You might not know it from much of the coverage of MetLife’s annual survey of teachers and principals, but teachers are about as satisfied with their jobs as workers in other fields — and perhaps even more satisfied.
About 82 percent of teachers surveyed reported being very or somewhat satisfied with their jobs, according to the 2012 Metlife survey.
How satisfied are workers in other fields? Depends whom you ask.
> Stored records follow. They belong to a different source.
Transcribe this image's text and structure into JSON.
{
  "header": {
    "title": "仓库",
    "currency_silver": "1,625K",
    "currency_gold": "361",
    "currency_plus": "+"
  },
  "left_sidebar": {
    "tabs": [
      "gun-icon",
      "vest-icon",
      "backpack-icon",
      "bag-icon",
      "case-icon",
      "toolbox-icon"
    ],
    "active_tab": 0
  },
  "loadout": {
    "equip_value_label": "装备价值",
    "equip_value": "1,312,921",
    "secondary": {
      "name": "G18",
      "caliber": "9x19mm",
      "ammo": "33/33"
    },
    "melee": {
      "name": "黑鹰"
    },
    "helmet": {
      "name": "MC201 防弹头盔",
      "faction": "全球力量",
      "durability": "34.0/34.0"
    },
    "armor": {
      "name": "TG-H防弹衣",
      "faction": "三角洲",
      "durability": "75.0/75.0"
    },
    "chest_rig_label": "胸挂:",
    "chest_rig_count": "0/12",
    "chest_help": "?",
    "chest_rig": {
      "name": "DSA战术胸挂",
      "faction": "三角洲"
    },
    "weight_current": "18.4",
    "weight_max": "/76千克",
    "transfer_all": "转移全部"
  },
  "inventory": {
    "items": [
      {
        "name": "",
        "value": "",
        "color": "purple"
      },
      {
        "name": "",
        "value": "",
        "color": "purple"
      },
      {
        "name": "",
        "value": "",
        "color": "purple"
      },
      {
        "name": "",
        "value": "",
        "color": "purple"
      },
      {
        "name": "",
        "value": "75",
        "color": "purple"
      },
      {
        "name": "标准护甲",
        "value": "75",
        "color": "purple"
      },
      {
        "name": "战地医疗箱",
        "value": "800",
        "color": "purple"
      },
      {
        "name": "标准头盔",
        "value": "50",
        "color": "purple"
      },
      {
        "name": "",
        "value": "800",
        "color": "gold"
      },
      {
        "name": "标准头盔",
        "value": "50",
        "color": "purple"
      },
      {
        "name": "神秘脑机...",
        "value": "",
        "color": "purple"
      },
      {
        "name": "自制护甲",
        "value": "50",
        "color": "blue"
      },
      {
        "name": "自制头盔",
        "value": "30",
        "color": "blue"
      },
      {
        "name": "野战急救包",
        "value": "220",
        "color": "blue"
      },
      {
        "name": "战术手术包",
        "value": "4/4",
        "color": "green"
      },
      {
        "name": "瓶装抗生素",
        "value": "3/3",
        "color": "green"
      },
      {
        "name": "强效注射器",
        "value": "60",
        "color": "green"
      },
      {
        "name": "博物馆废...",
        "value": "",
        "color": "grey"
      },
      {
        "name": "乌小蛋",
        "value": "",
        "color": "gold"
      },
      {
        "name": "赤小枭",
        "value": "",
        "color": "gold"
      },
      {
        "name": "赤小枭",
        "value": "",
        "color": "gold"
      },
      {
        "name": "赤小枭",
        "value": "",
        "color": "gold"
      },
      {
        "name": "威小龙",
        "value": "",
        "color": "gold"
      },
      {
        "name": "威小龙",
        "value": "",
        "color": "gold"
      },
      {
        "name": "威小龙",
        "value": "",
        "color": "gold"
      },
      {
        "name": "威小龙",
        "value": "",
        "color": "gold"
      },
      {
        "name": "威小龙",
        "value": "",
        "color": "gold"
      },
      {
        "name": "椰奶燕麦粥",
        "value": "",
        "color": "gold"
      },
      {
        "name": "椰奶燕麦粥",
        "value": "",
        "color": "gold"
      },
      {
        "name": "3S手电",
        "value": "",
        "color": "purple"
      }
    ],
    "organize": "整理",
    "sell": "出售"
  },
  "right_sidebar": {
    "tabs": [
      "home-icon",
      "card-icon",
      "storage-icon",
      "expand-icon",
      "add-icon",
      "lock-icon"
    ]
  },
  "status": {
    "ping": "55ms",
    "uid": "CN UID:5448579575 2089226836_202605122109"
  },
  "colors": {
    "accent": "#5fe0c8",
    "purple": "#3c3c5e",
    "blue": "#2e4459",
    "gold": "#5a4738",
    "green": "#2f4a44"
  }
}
Three surveys give different answers:
- About 35 percent were somewhat satisfied or satisfied. (2011 survey of about 400 North Americans by staffing firm Right Management)
- About 47 percent were satisfied with their jobs. (2011 survey of U.S. workers by the Conference Board)
- About 81 percent are somewhat or very satisfied with their jobs. (2012 survey of 600 randomly selected U.S. workers by the Society for Human Resource Management, h/t to Andrew Rotherham)
But the Metlife survey does suggest that the number of teachers who are thrilled about going to work every day is falling to “normal” levels.
About 39 percent of teachers responding to the most recent Metlife survey were very satisfied with their jobs. About 38 percent of workers responding to the Society for Human Resource Management survey said the same thing.
Just nine years ago, nearly 60 percent of teachers were very satisfied with their jobs.
That means that, as our colleagues at StateImpact Indiana write, there are more teachers today writing things like this:
The fine print: For both the 2012 and 2003 reports, Metlife surveyed nationally representative groups of about 1,000 public school, K-12 teachers. Both the Metlife surveys and the Society for Human Resource Management survey report margins of errors or sampling errors. Margins of error for the Right Management and Conference Board surveys are not publicly available.